Nach meinem Besuch von Steinort 2009 hatte ich angefangen, einen Artikel über Veruschka/Vera von Lehndorff zu schreiben und diesen teilweise in meinem alten Blog veröffentlicht. Diese Teile importiere ich jetzt in Café Deutschland. Vielleicht greife ich die Sache wieder auf.

Inzwischen sind eine (Auto-)Biografie von ihr/über sie und die DVD "Veruschka - Inszenierung meines Körpers" (2011) erschienen:



Zum Weiterlesen hier klicken:


„Am Anfang war das Paradies, das Zauberschloss Steinort. Dann kam das Fegefeuer, der Krieg; es kam die Hölle des 20. Juli 1944 und jene andere Hölle, der Zusammenbruch ganz Deutschlands.
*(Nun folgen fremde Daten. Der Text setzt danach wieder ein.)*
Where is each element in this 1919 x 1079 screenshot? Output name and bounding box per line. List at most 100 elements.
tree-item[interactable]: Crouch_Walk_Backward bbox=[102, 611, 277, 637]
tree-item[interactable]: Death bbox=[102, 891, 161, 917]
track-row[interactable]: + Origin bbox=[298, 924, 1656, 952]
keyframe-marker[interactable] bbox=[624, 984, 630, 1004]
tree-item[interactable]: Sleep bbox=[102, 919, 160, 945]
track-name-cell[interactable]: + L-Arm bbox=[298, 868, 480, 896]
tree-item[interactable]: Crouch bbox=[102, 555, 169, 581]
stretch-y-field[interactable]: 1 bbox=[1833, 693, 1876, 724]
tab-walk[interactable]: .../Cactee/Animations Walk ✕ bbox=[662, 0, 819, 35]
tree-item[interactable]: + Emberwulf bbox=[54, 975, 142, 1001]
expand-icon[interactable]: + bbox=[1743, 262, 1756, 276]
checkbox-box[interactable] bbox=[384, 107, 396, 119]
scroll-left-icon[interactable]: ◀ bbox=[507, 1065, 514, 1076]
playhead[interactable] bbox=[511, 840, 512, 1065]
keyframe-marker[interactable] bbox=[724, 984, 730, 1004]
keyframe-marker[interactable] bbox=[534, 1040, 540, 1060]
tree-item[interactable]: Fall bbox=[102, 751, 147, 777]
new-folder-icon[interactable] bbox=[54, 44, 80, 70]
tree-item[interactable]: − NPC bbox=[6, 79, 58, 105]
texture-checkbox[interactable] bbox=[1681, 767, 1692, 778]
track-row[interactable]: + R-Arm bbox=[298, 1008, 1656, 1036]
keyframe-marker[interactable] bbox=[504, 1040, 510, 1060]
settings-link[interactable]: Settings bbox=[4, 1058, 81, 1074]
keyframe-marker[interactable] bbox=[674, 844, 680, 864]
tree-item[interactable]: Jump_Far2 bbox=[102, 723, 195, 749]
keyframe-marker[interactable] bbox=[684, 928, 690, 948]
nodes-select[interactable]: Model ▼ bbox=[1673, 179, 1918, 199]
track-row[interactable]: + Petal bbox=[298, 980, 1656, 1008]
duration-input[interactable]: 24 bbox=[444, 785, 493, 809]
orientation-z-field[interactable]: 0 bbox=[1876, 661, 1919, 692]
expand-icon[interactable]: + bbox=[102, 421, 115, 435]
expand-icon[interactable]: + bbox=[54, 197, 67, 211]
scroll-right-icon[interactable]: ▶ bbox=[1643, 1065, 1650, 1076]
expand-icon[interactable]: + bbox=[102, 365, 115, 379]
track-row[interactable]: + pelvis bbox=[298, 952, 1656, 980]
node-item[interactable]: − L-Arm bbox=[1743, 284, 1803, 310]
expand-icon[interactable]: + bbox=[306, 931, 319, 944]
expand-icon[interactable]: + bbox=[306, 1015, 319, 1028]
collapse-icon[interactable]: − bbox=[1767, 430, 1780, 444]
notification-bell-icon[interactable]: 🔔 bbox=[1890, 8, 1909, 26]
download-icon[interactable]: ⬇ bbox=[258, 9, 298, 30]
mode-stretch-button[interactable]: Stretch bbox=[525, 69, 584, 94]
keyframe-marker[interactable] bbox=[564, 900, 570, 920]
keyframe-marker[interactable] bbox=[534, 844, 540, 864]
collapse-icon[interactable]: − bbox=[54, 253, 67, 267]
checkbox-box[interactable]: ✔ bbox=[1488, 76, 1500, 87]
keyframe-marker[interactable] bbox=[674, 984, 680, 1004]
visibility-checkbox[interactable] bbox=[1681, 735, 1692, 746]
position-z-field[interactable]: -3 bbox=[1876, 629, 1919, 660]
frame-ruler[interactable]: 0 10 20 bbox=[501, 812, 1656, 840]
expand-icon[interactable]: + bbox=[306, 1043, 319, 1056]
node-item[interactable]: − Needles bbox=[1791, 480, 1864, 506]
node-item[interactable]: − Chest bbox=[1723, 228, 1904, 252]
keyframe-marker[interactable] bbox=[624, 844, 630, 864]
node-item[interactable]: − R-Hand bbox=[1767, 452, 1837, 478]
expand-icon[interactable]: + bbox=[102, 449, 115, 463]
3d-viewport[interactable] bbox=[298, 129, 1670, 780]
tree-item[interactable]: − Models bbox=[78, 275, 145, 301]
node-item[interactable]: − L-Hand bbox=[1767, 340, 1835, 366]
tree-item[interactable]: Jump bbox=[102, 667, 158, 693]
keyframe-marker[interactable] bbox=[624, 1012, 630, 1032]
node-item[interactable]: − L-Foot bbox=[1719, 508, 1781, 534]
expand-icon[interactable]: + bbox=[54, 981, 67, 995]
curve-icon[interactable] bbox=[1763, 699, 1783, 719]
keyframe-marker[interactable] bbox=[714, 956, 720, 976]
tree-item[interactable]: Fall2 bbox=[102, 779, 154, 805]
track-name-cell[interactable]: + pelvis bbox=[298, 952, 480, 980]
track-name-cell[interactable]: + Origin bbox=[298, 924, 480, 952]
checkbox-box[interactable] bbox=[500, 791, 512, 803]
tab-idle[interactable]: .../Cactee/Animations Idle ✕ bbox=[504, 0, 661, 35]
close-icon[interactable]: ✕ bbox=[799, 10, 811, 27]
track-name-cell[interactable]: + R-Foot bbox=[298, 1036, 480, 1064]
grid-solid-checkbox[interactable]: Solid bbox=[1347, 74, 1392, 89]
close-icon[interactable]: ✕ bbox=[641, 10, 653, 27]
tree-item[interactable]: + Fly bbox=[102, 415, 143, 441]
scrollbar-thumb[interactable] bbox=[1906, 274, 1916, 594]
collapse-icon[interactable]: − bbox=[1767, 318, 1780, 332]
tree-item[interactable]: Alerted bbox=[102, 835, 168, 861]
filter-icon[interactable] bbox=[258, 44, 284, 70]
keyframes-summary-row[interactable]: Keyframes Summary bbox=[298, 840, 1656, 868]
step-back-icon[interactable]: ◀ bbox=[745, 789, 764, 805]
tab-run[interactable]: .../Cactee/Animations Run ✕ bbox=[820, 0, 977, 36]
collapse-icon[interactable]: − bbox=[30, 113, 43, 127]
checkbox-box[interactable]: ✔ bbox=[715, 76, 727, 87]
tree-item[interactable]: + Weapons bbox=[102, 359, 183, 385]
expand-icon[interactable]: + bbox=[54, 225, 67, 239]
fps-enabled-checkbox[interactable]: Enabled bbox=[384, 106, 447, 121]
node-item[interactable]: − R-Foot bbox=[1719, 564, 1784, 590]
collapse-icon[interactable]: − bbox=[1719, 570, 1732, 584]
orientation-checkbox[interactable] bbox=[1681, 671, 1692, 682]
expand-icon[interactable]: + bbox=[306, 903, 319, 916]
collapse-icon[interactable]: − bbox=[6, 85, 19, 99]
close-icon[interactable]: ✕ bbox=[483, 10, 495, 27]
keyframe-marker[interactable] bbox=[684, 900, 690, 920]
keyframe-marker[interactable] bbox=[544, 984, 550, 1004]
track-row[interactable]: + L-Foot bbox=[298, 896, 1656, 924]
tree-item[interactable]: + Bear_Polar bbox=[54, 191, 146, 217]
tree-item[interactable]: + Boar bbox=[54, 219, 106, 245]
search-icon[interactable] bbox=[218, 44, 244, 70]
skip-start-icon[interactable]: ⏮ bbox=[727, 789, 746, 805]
Und aus all den Trümmern steigt, größer und immer größer werdend, dieses erstaunliche Mädchen auf, die einstige kleine Vera von fünf Jahren mit dem Engelsgesicht, die sie gewesen, als ihr Vater gehenkt worden war, und allmählich wurde sie Veruschka, und die größten Bildmagazine der Welt reißen sich um ihren überlangen, lianenhaften Körper, ihr rätselvolles Gesicht mit dem kahl-androgynen Kopf, ihre kunstvoll überzüchtete Erotik…“

Michel Tournier, Die Schlüssel und das Schloss, München 1979

G.s Freundin B. erzählte uns von ihrem Kontakt zu Vera von Lehndorff, die nachdem sie die USA im Jahr 2006 verlassen hatte, zum ersten Mal an ihren Geburtsort zurückgekehrt ist. Sie hatte das Schloss Steinort seit mehr als sechzig Jahren nicht gesehen und wollte sich nun im Rahmen des Förderkreises für eine gedächtnispolitische deutsch-polnische Nutzung einsetzen. Mit Hilfe einiger Zeitungsberichte und von Google habe ich mir daraufhin Veruschkas Geschichte zusammengesetzt. Sie fasziniert mich so, dass ich einen Artikel darüber schreiben möchte, für den diese Blog-Posts eine Vorübung sein sollen. Das Ganze geschieht also in Portiönchen zur Formulierung der Teilaspekte, so weit ich jeweils gerade damit komme.

Die 1939 geborene Vera von Lehndorff ist ein Heimkind und eines der europäischen Kriegskinder, deren Trauma für ihr gesamtes Leben mitbestimmend wurde. Zur Traumatisierung der breiteren Gruppe der europäischen Kriegskinder, also in etwa der Geburtenjahrgänge 1930-1945, stand vor ein paar Jahren etwas im Spiegel (Nr. 9/2009). In den letzten fünfzehn Jahren hat die Thematik auch in Film, Fernsehen und Literatur Gestaltung gefunden.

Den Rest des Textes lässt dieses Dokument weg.